Emergent (Jackson, MS) was looking for a new solution to a traditional emergency room (ER) problem: how to move patients through the various stations of the ER more quickly while minimizing administrative duties.
The company, which performs ER management services for hospitals, turned to software developer
C. Pitman Baker & Associates, Inc. (CPB) (Irving, TX). CPB developed a data collection system using Texas Instruments Radio Frequency Identification (TI-RFid) Systems RFID (radio frequency identification) tags and Intermec (Everett, WA) 1800VT scanners to monitor the progress of patients through the ER. The system allows managers at Emergent to make important staffing decisions and adjustments to ER procedures.
RFID Tags Reduce Paperwork For ER Staff
In the RFID tag system, an ER employee tags a new patient's chart with a 13.56 Mhz smart label that will stay with the patient from admissions through the X-ray room and beyond. In the two-step registration process, an RFID-tagged chart is programmed with the patient's name, and a computer record indicating the time the patient entered the ER is generated.
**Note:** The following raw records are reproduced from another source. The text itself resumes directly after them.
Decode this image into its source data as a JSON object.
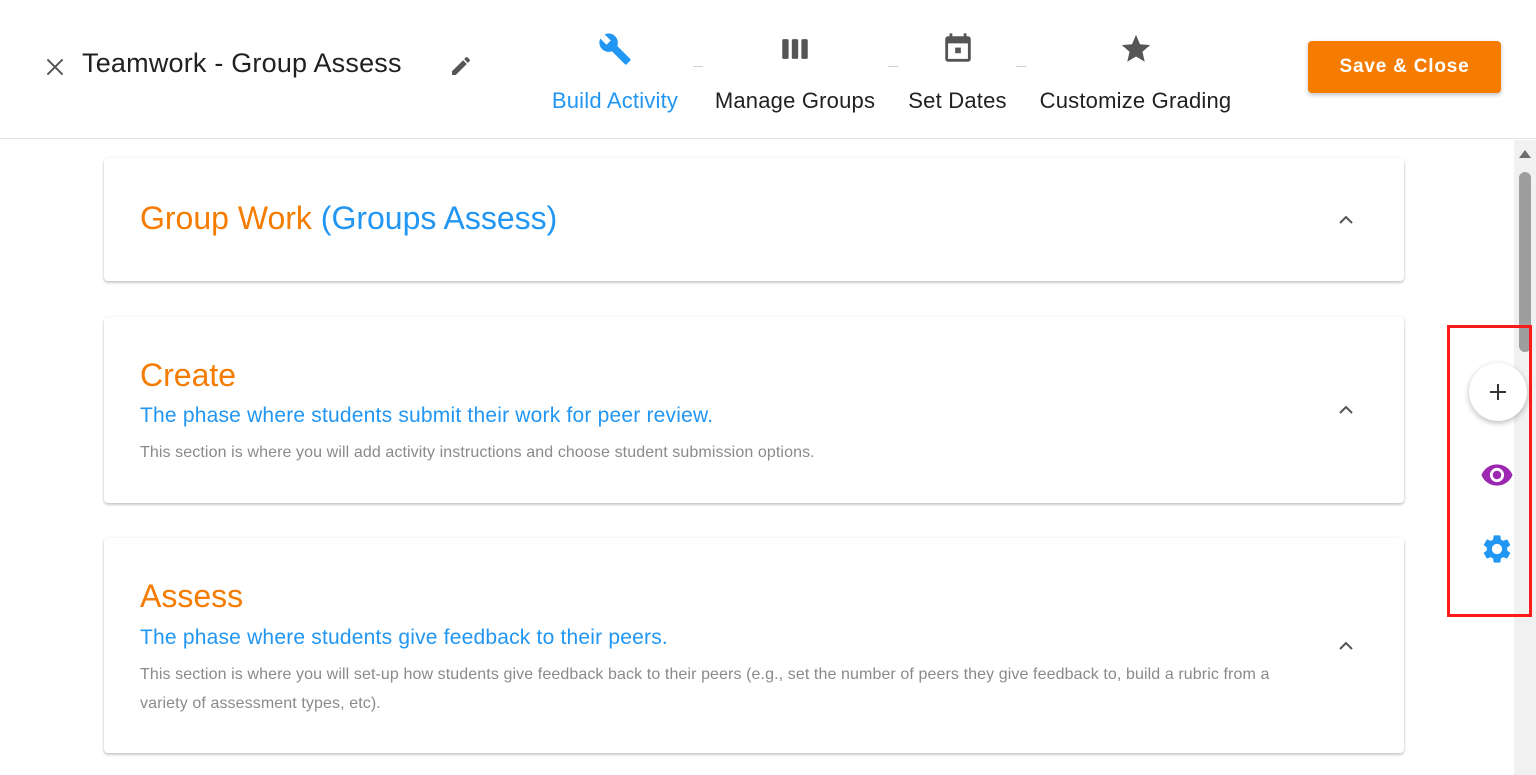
{
  "header": {
    "title": "Teamwork - Group Assess",
    "save_label": "Save & Close"
  },
  "steps": [
    {
      "label": "Build Activity",
      "icon": "wrench-icon",
      "active": true
    },
    {
      "label": "Manage Groups",
      "icon": "columns-icon",
      "active": false
    },
    {
      "label": "Set Dates",
      "icon": "calendar-icon",
      "active": false
    },
    {
      "label": "Customize Grading",
      "icon": "star-icon",
      "active": false
    }
  ],
  "sections": [
    {
      "title": "Group Work",
      "title_suffix": "(Groups Assess)"
    },
    {
      "title": "Create",
      "subtitle": "The phase where students submit their work for peer review.",
      "description": "This section is where you will add activity instructions and choose student submission options."
    },
    {
      "title": "Assess",
      "subtitle": "The phase where students give feedback to their peers.",
      "description": "This section is where you will set-up how students give feedback back to their peers (e.g., set the number of peers they give feedback to, build a rubric from a variety of assessment types, etc)."
    }
  ],
  "floating_tools": {
    "add_icon": "plus-icon",
    "preview_icon": "eye-icon",
    "settings_icon": "gear-icon"
  },
  "colors": {
    "accent_orange": "#f57c00",
    "accent_blue": "#2196f3",
    "preview_purple": "#9c27b0",
    "highlight_red": "#ff1a1a"
  }
}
As the patient moves through the ER stations, hospital staff place the chart in RFID-enabled bins attached to the door of each station, and a place, date and time stamp is added to the patient's online record at each station. To eliminate bottlenecks in the ER, an alarm sounds at the nurse's monitoring station if a patient remains at a station beyond a specified length of time.
When a patient reaches the final station, the RFID tag is scanned, and the patient's record is updated as discharged. The tag is then assigned to the next patient. Employees no longer have to maintain paper files on patients as they move through the ER. Instead, patient information is updated in the department's computer database when the RFID tags are scanned. With the RFID system, Emergent can manage staffing assignments and efficiently move patients through the ER.